There’s still a year left on the wild project’s lease, and they hope to have enough money to put an offer in before building hits the market and is scooped up by a developer.
Winter will be ‘true test’
Another challenging season may be coming for live entertainment as the “tripledemic” of flu, COVID, and RSV sweeps the city. Health authorities are once again recommending masks indoors, and inflation is still high.
“I think people want to go back to the theater, both Broadway and to independent venues like this,” Escovar said. “I think there are still a lot of things working against the city right now, especially as we go into winter. I think the true test is going to be winter.”

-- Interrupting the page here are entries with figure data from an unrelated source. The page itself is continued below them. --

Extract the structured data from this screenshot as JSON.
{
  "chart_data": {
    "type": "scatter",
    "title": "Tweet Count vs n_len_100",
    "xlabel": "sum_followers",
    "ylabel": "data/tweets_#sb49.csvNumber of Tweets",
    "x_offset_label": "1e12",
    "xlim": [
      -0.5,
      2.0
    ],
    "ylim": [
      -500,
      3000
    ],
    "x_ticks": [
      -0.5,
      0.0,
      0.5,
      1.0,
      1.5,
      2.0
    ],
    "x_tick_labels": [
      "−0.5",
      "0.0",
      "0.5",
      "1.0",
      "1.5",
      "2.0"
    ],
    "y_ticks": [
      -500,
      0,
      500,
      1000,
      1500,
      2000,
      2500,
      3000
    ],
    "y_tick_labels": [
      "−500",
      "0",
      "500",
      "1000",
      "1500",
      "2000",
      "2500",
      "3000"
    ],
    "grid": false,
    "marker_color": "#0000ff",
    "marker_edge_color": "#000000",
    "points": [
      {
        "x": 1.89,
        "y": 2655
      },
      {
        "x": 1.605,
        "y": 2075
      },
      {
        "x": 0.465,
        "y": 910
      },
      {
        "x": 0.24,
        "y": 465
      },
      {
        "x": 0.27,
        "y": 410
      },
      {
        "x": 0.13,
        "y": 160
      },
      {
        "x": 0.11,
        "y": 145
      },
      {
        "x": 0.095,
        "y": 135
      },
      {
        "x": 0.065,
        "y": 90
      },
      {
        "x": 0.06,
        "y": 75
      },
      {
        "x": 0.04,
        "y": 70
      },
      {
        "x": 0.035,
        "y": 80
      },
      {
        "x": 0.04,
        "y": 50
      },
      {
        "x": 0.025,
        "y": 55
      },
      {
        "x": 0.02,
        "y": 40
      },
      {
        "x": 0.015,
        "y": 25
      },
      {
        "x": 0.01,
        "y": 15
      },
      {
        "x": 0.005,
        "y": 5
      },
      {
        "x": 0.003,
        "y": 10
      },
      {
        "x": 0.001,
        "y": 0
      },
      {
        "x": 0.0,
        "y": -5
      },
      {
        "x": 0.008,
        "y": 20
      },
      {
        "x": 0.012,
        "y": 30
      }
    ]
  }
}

Greco, who now lives and writes about theater in Rhode Island, said she’s seeing a renaissance of good work in regional theater outside of New York. Small houses are taking risks they’ve never taken before and putting on experimental new shows. It’s exactly what the bustling theater community in Manhattan has dreamed of.
“[It has] been really cool to see, and, at the same time, really kind of frustrating when I see that there’s a breakdown in our little ecosystem in New York,” she said. “Knowing that there is a concern that this could disappear. I shouldn’t say disappear — New York is New York and it will always be there. But it’s just going to look very different. And I think it’s going to look a lot smaller.”